Aristide Bruant : sa vie et son œuvre

 Aristide Bruant naquit le mardi 6 mai 1852, à dix-sept heure trente, à Courtenay, dans le Loiret, sous le nom de Louis, Armand, Aristide Bruand. Il changea Bruand en Bruant lorsqu'il devint chansonnier. Après des études secondaires, au lycée impérial de Sens, il rejoignit ses parents, à Paris, ceux-ci ayant fui Courtenay, après la faillite de son père. A ses débuts il fut saute ruisseau : personne chargée par l'étude d'un huissier de porter les documents de saisie ou d'expulsion. Ce travail permit à Bruant de s'imprégner de la vie des pauvres gens dont les caractéristiques régionales les poussaient à se regrouper par quartiers différents, à travers Paris et sa banlieue ; toutes ses chansons et monologues sont emprunts des langues patoises et argotiques de ce peuple de la marge tant Bruant leur trouvait une couleur particulière et une poésie aux métaphores inédites. De cela, il tira l'originalité de textes qui fit de lui un artiste à part, précurseur de la chanson réaliste.

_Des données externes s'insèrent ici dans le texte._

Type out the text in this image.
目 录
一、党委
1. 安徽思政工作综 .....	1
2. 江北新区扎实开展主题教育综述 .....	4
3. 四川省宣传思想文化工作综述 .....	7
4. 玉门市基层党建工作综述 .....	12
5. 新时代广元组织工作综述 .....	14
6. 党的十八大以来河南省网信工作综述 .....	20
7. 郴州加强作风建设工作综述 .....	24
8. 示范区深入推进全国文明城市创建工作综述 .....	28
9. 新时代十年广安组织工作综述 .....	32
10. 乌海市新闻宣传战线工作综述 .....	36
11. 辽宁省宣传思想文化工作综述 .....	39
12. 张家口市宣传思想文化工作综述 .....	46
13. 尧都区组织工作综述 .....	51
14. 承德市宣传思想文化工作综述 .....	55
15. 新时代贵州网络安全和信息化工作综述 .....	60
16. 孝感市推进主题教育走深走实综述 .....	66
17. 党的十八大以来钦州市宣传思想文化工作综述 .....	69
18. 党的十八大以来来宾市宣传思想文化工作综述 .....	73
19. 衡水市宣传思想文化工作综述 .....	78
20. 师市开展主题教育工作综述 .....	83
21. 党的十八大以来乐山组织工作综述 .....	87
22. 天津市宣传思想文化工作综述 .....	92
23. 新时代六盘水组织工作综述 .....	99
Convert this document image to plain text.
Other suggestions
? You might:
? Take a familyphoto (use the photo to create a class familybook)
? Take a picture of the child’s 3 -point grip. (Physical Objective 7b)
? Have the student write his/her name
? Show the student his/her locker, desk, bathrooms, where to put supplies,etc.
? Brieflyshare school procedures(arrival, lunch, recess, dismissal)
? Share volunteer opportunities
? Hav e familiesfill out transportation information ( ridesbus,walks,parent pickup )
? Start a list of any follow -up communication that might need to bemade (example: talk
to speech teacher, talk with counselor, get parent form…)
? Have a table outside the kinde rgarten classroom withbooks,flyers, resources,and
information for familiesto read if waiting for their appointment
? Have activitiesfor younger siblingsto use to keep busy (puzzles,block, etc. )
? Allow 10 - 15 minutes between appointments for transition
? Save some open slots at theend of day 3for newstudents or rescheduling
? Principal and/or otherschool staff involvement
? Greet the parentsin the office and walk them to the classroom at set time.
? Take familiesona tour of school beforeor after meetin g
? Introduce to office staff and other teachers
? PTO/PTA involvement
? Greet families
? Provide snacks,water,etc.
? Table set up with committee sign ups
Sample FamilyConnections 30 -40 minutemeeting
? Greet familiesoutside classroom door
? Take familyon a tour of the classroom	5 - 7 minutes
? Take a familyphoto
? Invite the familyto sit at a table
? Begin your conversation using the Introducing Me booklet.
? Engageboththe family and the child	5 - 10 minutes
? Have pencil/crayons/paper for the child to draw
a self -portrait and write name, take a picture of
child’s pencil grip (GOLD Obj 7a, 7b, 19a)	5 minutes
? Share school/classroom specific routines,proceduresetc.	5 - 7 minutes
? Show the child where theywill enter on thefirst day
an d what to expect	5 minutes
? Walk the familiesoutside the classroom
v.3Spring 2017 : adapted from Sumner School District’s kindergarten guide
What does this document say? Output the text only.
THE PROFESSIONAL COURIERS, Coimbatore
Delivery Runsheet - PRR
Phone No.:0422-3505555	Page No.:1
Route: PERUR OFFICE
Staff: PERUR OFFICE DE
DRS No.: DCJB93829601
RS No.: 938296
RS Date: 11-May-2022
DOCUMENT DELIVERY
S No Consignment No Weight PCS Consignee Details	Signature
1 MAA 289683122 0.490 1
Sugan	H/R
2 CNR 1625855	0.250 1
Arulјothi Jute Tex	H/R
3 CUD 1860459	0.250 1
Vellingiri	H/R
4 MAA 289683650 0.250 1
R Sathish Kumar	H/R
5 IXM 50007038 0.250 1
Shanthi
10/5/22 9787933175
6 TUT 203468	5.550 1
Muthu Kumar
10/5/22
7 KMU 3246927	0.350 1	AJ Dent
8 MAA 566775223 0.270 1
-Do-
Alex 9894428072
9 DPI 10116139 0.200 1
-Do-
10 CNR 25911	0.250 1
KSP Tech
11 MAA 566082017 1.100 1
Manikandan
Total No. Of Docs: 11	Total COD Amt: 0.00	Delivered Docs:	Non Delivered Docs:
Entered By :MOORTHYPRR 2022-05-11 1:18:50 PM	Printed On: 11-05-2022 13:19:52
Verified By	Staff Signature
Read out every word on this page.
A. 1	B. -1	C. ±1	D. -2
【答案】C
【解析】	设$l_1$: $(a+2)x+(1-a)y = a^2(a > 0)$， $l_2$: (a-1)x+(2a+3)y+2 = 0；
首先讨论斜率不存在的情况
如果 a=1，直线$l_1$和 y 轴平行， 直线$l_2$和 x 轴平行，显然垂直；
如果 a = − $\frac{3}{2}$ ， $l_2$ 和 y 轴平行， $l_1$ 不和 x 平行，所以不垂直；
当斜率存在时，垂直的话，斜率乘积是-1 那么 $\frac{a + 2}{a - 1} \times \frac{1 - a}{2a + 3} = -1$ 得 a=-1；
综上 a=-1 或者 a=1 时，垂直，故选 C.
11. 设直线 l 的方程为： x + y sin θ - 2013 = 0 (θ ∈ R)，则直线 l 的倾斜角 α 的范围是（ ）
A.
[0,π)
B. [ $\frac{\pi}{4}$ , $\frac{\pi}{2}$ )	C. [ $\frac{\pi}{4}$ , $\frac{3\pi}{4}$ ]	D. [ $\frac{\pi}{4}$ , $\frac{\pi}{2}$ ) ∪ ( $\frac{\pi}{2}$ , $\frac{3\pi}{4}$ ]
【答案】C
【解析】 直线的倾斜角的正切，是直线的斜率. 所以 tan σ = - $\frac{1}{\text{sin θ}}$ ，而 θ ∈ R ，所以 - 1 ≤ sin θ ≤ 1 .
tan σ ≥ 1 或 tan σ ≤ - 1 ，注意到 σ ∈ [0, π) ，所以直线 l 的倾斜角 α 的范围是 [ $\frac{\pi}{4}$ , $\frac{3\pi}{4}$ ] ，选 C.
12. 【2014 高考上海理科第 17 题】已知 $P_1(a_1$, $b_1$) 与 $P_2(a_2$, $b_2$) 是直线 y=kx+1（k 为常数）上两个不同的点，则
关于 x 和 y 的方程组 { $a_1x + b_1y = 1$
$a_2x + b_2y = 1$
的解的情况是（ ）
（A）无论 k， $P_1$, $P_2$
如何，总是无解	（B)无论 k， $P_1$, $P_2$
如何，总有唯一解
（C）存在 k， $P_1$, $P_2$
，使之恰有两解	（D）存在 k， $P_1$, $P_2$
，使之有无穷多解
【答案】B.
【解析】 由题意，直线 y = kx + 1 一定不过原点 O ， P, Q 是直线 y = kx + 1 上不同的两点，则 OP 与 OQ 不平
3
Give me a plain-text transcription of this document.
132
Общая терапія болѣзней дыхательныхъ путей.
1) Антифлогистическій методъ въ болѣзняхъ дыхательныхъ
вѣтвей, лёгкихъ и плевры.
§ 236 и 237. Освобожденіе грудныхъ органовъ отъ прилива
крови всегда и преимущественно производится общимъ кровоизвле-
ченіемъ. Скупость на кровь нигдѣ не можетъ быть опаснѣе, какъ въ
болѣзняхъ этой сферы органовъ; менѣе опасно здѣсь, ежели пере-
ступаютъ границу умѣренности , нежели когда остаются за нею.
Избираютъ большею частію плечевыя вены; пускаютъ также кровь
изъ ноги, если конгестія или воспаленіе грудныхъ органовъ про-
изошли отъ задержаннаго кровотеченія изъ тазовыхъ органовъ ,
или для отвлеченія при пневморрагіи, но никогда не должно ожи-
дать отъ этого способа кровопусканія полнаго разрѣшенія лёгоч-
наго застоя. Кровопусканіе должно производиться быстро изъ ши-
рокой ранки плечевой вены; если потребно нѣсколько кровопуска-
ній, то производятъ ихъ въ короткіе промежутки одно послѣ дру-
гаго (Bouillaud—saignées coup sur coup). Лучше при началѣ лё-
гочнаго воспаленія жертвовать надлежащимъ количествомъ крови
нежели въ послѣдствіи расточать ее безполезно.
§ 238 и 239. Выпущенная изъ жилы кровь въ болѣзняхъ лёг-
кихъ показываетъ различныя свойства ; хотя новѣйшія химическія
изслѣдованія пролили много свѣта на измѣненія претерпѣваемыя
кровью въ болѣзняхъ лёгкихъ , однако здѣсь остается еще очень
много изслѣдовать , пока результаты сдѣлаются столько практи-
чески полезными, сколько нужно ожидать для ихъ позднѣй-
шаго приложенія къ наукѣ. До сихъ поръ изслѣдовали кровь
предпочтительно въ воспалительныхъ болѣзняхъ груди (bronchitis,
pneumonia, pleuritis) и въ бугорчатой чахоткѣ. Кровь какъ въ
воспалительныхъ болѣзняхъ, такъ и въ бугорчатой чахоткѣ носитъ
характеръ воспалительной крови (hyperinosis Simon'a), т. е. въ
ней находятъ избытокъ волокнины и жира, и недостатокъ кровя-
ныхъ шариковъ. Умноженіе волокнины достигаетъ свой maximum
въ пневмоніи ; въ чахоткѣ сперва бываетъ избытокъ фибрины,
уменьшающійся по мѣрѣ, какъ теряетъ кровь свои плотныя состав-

Pour changer de situation et après avoir suivi un apprentissage dans le domaine de la bijouterie, il travailla à la société des Chemins de Fer du Nord afin d'être mieux rémunéré et aider ses parents ; le père n'ayant pas de travail stable et la mère gagnant une misère en ravaudant. Le dimanche, il se rendait dans les guinguettes, écouter les chanteurs de scies musicales en vogue ; un jour, poussé par des amis, il débuta sur scène. Peu à peu, il intégra les cafés concerts les plus fréquentés jusqu'à ce qu'il rejoignit le Chat Noir, en juillet 1884. Il y créa le chant de ralliement du cabaret, la « Ballade du Chat Noir » que les habitués chantaient en chœur. Auparavant, il avait rencontré Mlle Mariony qui composait pour lui et dont il s'était épris ; elle mit au monde, le 1er mai 1883, son fils unique, Aristide Bruand. La malheureuse décéda, peu après. La mère de Bruant s'occupa du petit pendant que Aristide Bruant, en 1885, s'installa, dans les locaux du Chat Noir qui venait de déménager.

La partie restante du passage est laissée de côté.